R1: "Could the ground-truth transformation (from data augmentation) help regularize the localisation net?"
Incorporating additional constraints and/or losses on the localisation net (such as the one suggested) would certainly be an interesting direction to explore.

R1: "When does it fail or what are its limitations"
We haven't found any scenarios where it hurts performance, though training stability can be an issue. Preliminary experiments on ImageNet have shown that it is scalable but doesn't affect the accuracy, as the identity transform (or some small perturbation on the identity) is learned (possibly due to ImageNet requiring the use of background context). The bilinear kernel could indeed be a bottleneck, so other kernels should be explored.

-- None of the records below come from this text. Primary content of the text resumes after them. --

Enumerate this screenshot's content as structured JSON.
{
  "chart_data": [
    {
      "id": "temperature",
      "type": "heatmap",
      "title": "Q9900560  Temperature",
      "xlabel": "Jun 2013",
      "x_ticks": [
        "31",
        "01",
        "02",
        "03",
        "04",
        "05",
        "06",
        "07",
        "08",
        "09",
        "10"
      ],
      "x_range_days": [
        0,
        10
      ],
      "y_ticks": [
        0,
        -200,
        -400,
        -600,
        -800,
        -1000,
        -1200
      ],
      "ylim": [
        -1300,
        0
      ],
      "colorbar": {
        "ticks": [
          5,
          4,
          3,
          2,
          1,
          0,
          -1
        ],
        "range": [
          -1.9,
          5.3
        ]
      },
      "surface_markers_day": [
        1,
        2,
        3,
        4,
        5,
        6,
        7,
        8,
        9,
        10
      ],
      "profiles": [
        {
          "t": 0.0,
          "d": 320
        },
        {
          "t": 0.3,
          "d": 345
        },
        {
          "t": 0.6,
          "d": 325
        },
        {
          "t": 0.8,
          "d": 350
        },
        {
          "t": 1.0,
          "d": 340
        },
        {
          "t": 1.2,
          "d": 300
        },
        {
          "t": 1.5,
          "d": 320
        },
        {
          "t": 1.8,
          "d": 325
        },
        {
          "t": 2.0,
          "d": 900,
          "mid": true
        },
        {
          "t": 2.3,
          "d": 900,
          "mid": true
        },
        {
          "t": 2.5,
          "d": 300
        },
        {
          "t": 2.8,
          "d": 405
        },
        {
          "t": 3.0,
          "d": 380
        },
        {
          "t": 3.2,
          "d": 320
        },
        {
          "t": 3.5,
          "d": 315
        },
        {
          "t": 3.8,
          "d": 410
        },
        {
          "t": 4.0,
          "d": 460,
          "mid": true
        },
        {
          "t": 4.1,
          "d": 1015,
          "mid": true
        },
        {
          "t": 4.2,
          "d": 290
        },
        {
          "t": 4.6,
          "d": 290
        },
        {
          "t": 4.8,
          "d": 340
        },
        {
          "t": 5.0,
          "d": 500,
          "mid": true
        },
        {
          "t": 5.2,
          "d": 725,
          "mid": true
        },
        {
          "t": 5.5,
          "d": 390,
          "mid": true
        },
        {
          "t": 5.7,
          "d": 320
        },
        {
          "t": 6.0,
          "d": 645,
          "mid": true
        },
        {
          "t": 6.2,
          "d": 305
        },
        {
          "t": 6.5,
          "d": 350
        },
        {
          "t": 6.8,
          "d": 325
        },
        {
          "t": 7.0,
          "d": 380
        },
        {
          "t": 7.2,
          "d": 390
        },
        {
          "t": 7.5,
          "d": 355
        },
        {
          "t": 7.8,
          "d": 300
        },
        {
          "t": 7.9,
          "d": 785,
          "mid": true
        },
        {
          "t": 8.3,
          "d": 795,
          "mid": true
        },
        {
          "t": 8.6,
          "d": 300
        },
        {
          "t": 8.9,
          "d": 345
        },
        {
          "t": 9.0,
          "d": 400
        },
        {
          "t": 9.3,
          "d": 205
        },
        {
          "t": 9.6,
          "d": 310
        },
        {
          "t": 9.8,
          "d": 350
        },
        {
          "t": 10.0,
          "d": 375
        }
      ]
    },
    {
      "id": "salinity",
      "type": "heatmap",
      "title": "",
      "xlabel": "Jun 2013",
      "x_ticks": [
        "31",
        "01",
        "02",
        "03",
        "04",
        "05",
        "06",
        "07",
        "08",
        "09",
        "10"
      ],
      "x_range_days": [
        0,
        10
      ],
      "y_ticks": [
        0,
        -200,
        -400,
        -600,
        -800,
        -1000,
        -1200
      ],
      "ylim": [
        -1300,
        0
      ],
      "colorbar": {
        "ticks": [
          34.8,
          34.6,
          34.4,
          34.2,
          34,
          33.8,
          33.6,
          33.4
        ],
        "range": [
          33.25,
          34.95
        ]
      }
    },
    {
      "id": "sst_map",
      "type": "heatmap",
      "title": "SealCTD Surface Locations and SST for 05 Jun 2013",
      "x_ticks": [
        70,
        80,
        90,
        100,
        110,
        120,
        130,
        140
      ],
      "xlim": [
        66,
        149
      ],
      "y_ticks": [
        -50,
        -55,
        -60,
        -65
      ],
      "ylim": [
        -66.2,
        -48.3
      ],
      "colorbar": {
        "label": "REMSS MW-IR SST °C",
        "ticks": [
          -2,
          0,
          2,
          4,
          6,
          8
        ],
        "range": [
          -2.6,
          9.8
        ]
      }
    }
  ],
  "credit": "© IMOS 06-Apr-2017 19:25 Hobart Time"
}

R3: "latent representation that is learned is so similar to the un-distorted data"
This is often found to be the case. We comment on this on line 343. This is probably due to the fact that the un-distorted pose is the mean pose of the distorted MNIST datasets. The mean pose is the pose requiring the least extreme transformation across all data samples, so it is the easiest to learn. However, we have observed that due to random ordering of presented training data, sometimes a random bias towards a non-mean pose of training data can cause a bias in the localisation network to transform to a pose that is not the same as the un-distorted data.

R3: "What happens when you apply the STN in the later layers of the network?"
We make use of transformers at later layers in the network in our SVHN experiments (the ST-CNN Multi model, see Table 2 right (a)). It allows us to use much smaller localisation networks as the features, extracted deep in the network, can encode the object pose. Though not presented, we performed similar experiments on MNIST (with the transformer after the first convolutional layer) and this gave very similar results.

R5: "Table 1: could show error rates on MNIST without distortions too"
Thanks, we will look at adding this to the final version.

R5: "fully connected transformer layers... will blow up number of parameters"
Since there are only 32 units in the FC layers of the localisation nets for the ST-CNN Multi model, it is not a huge increase in the number of parameters. The base CNN has 28M params, the ST-CNN Single has 29M params, and the ST-CNN Multi has 31M params. The extra params for ST-CNN Multi are 300k from ST1, 1.1M from ST2, 1.5M from ST3, and 700k from ST4. We will be more explicit on the number of parameters.